Le comte secoua la tête.

« Il se méfierait de moi et ne viendrait pas.

— Mais s’il était votre ami intime ? Il a pris part à une insurrection ; vous avez été plus prudent ; mais vous ne lui avez fait aucun tort, bien que vous ayez profité de sa chute. Pourquoi donc vous éviterait-il ?

— Les conspirateurs ne pardonnent jamais à ceux qui n’ont pas voulu conspirer avec eux ; en outre, pour parler franchement, il croit que je lui ai fait du tort

— Ne pourriez-vous le détromper par l’intermédiaire de sa femme, de celle que vous lui avez cédée ?

— Elle n’existe plus ; elle mourut avant qu’il ne quittât l’Italie.

— Oh, cela est malheureux ! Quoi qu’il en soit, je crois qu’un avertissement pourrait réussir.
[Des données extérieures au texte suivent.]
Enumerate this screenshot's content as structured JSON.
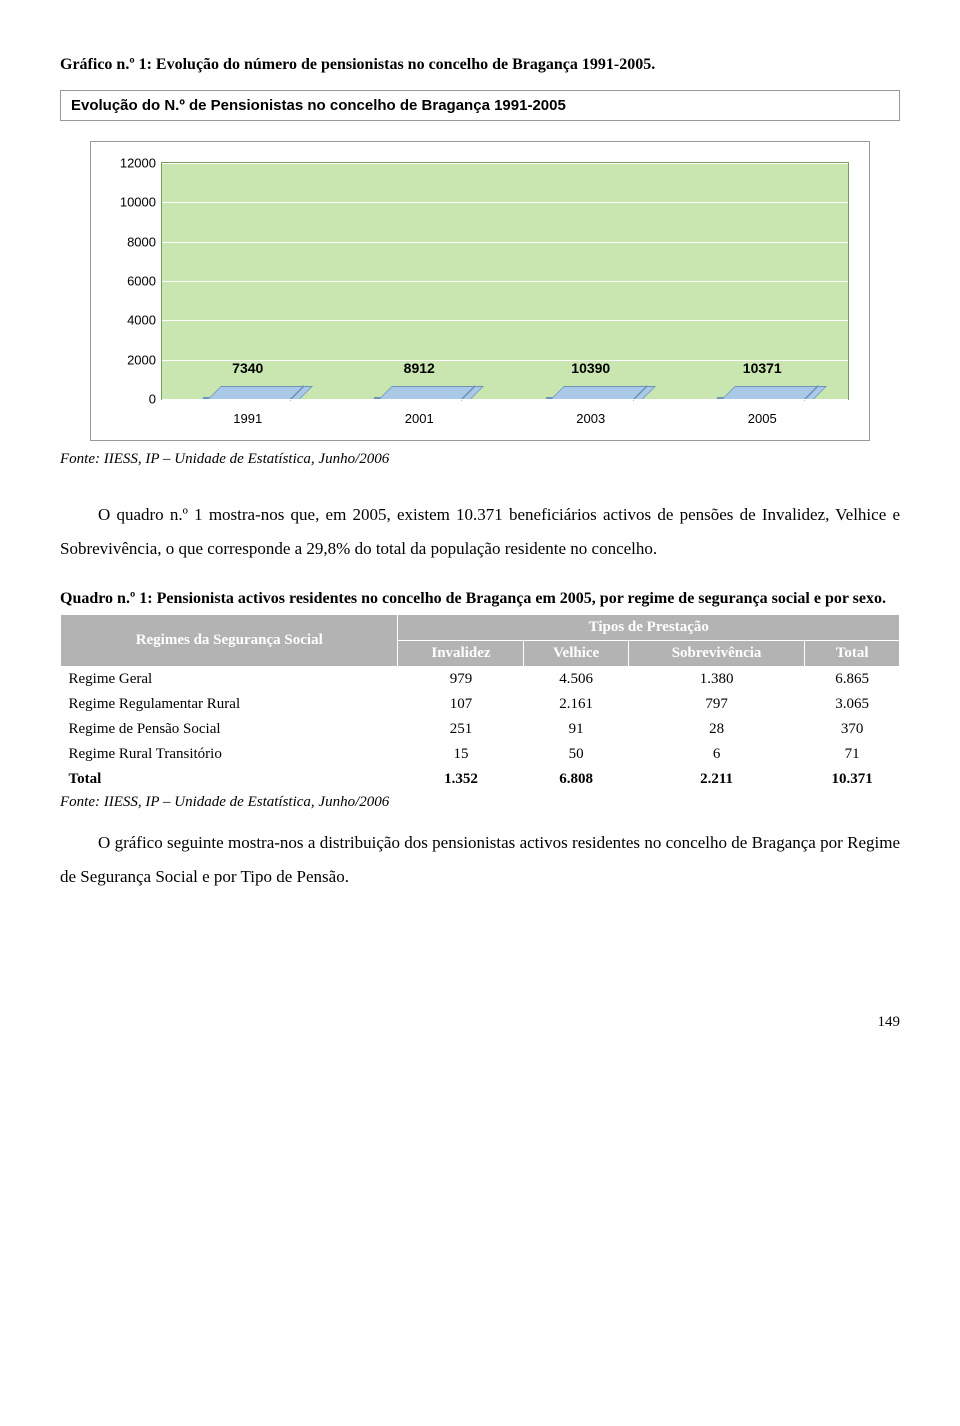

Vous me permettrez de réfléchir à tout ceci. N’allons-nous pas retrouver Mme la marquise ? »

En rentrant dans le salon, ces messieurs trouvèrent Béatrice en grande toilette, assise auprès du feu, et lisant avec tant d’attention, qu’elle ne les vit pas entrer.

« Qu’est-ce qui vous intéresse donc si vivement ma sœur ? dit Peschiera. Le dernier roman de Balzac, sans doute ? »

Béatrix tressaillit et, levant la tête, laissa voir des yeux pleins de larmes.

« Oh, non, dit-elle. Il ne s’agit pas d’une peinture des vices et des misères de la vie parisienne. Ce livre est vraiment beau, il parle au cœur. »

Randal prit le livre que la marquise venait de quitter ; c’était celui-là même qu’avait discuté le petit cercle d’Hazeldean ; après avoir charmé les innocents et les simples de cœur, il charmait la femme du monde fatiguée et blasée.